Der FC Bayern ist in der Krise. Und ist damit unter den Spitzenklubs der großen Ligen nicht allein. Warum sich das auch anhand des fehlenden Publikums erklären lässt.
Nachdem der FC Bayern zweimal innerhalb von sechs Tagen als Verlierer vom Platz gegangen war, twitterte Oliver Kahn: „Jetzt müssen wir schleunigst im neuen Jahr ankommen.“ Der designierte Vorstandsvorsitzende verband diese Ermahnung jedoch überraschenderweise mit der Erinnerung an eine für ihn peinliche Niederlage. Auf dem Foto zum Tweet sah man ihn nach dem Pokalaus beim damaligen Drittligisten Magdeburg bedröppelt vom Platz schleichen. „Vor gut 20 Jahren schieden wir ebenfalls in der 2. Runde [im] DFB-Pokal aus. Ein halbes Jahr später haben wir die Champions League geholt“, schrieb Kahn.

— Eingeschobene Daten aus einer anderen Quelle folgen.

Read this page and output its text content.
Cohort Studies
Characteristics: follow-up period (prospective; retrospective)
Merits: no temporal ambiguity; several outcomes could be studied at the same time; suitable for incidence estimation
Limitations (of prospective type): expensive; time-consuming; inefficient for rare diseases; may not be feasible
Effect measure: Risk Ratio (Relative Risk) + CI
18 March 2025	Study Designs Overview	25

Das war bemerkenswert. Anders als bei ehemaligen Spielern oft üblich, scheint der ehemalige Titan nicht so tun zu wollen, als hätte es in seiner Karriere keine Niederlagen, Krisen und Pleiten gegeben. Außerdem signalisierte er, dass eine Niederlage mal passieren kann und nicht weiter tragisch ist, wenn sie denn einen Effekt hat. Das ist deshalb erwähnenswert, weil Niederlagen beim FC Bayern eigentlich per Satzung verboten sind und reflexhaft Krisengeheul auslösen – schon gar zwei in Folge.

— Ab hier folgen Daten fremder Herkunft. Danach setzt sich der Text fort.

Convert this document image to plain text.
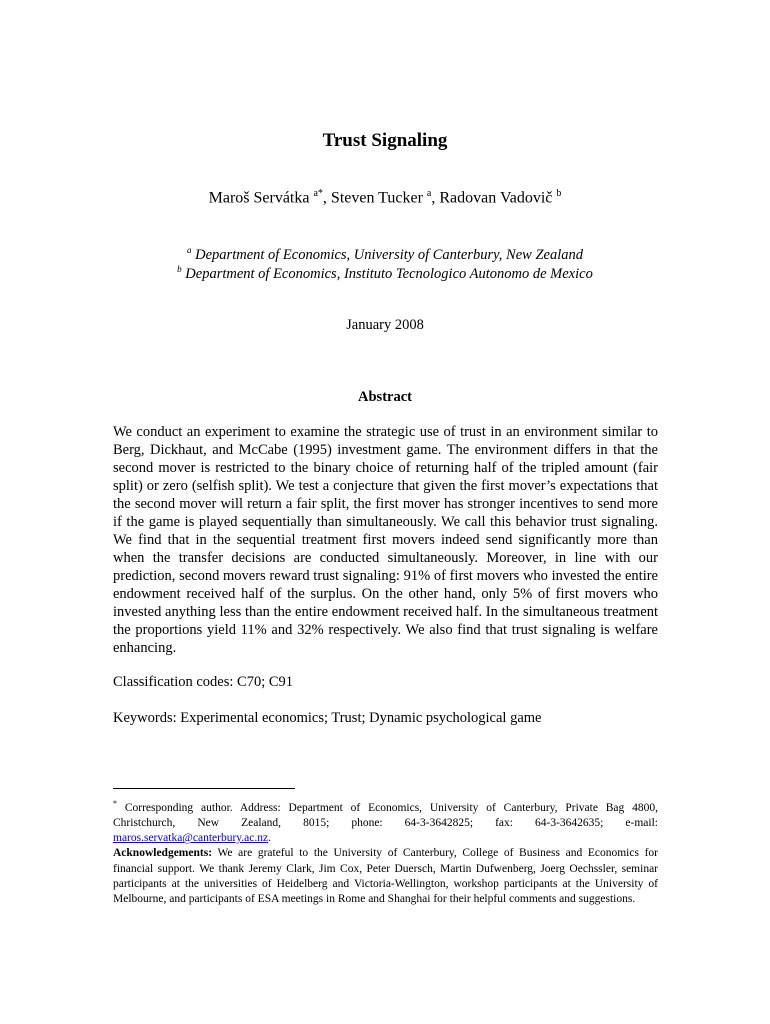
Trust Signaling
Maroš Servátka $^{a*}$, Steven Tucker $^a$, Radovan Vadovič $^b$
$^a$ Department of Economics, University of Canterbury, New Zealand
$^b$ Department of Economics, Instituto Tecnologico Autonomo de Mexico
January 2008
Abstract

We conduct an experiment to examine the strategic use of trust in an environment similar to Berg, Dickhaut, and McCabe (1995) investment game. The environment differs in that the second mover is restricted to the binary choice of returning half of the tripled amount (fair split) or zero (selfish split). We test a conjecture that given the first mover’s expectations that the second mover will return a fair split, the first mover has stronger incentives to send more if the game is played sequentially than simultaneously. We call this behavior trust signaling. We find that in the sequential treatment first movers indeed send significantly more than when the transfer decisions are conducted simultaneously. Moreover, in line with our prediction, second movers reward trust signaling: 91% of first movers who invested the entire endowment received half of the surplus. On the other hand, only 5% of first movers who invested anything less than the entire endowment received half. In the simultaneous treatment the proportions yield 11% and 32% respectively. We also find that trust signaling is welfare enhancing.

Classification codes: C70; C91
Keywords: Experimental economics; Trust; Dynamic psychological game

* Corresponding author. Address: Department of Economics, University of Canterbury, Private Bag 4800, Christchurch, New Zealand, 8015; phone: 64-3-3642825; fax: 64-3-3642635; e-mail: maros.servatka@canterbury.ac.nz.

Acknowledgements: We are grateful to the University of Canterbury, College of Business and Economics for financial support. We thank Jeremy Clark, Jim Cox, Peter Duersch, Martin Dufwenberg, Joerg Oechssler, seminar participants at the universities of Heidelberg and Victoria-Wellington, workshop participants at the University of Melbourne, and participants of ESA meetings in Rome and Shanghai for their helpful comments and suggestions.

Die Diskussion, ob Bayerns Kader für diese gestopft volle Saison wirklich ausreicht, muss natürlich trotzdem geführt werden. Außerdem fragt man sich, wann im Fanshop des Bayern endlich „Wir müssen unsere Defensivprobleme abstellen“-T-Shirts verkauft werden oder ob sie wirklich abgestellt werden. Doch irgendwie scheint es in dieser Saison bei den Bayern das leise Gefühl zu geben, dass man mit der ein oder anderen verlorenen Spiel wohl wird leben müssen. „Es gehört im Fußball dazu, auch mal Niederlagen zu kassieren“, hatte Flick nach dem 2:3 in Mönchengladbach gesagt.

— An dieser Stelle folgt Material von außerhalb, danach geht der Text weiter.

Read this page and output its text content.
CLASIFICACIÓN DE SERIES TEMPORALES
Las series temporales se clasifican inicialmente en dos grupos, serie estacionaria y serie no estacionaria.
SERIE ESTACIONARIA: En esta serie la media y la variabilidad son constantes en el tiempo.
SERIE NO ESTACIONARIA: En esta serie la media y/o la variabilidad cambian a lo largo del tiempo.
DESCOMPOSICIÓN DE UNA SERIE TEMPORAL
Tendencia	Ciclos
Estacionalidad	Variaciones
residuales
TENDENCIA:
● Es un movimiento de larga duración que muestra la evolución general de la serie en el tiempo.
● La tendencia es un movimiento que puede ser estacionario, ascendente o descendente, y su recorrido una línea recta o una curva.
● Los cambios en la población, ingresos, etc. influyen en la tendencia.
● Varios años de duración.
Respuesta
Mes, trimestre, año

Das ist nicht so banal, wie es sich anhört, weil die Kaste der internationalen Superklubs in den letzten Jahren das Verlieren quasi verlernt hat. Die Bayern haben vor den Niederlagen in Gladbach und Kiel von den vorangegangenen 53 Pflichtspielen nur eines verloren. Finanziell hochgerüstet haben die großen Vereine in den großen europäischen Ligen eine solche Dominanz entwickelt, dass sie kaum noch Punkte liegen lassen. Für den FC Liverpool reichten vor zwei Jahren nicht einmal mehr 97 Punkte, um die englische Meisterschaft zu gewinnen. In der letzten Saison holte Klopps Mannschaft noch zwei Punkte mehr und nach 30 Jahren endlich wieder den Titel.
In dieser Saison hat der FC Liverpool schon acht Spiele nicht gewonnen, eine der beiden Niederlagen war ein unfassbares 2:7 bei Aston Villa. Aus dem Ligapokal ausgeschieden ist der Klub auch. Die betonsichere Abwehr, die im Vorjahr nur 33 Gegentore in 38 Spielen kassierte, steht bei porösen 21 Gegentoren in 17 Spielen. Manchester City kassierte ein 2:5 daheim gegen Leicester City und Lokalrivale United, der sich gerade über die erste Tabellenführung seit acht Jahren freut, verlor ebenfalls zuhause 1:6 gegen Tottenham. Ganz zu schweigen von Uniteds Aus in der Champions League wegen einer Niederlage gegen Basaksehir.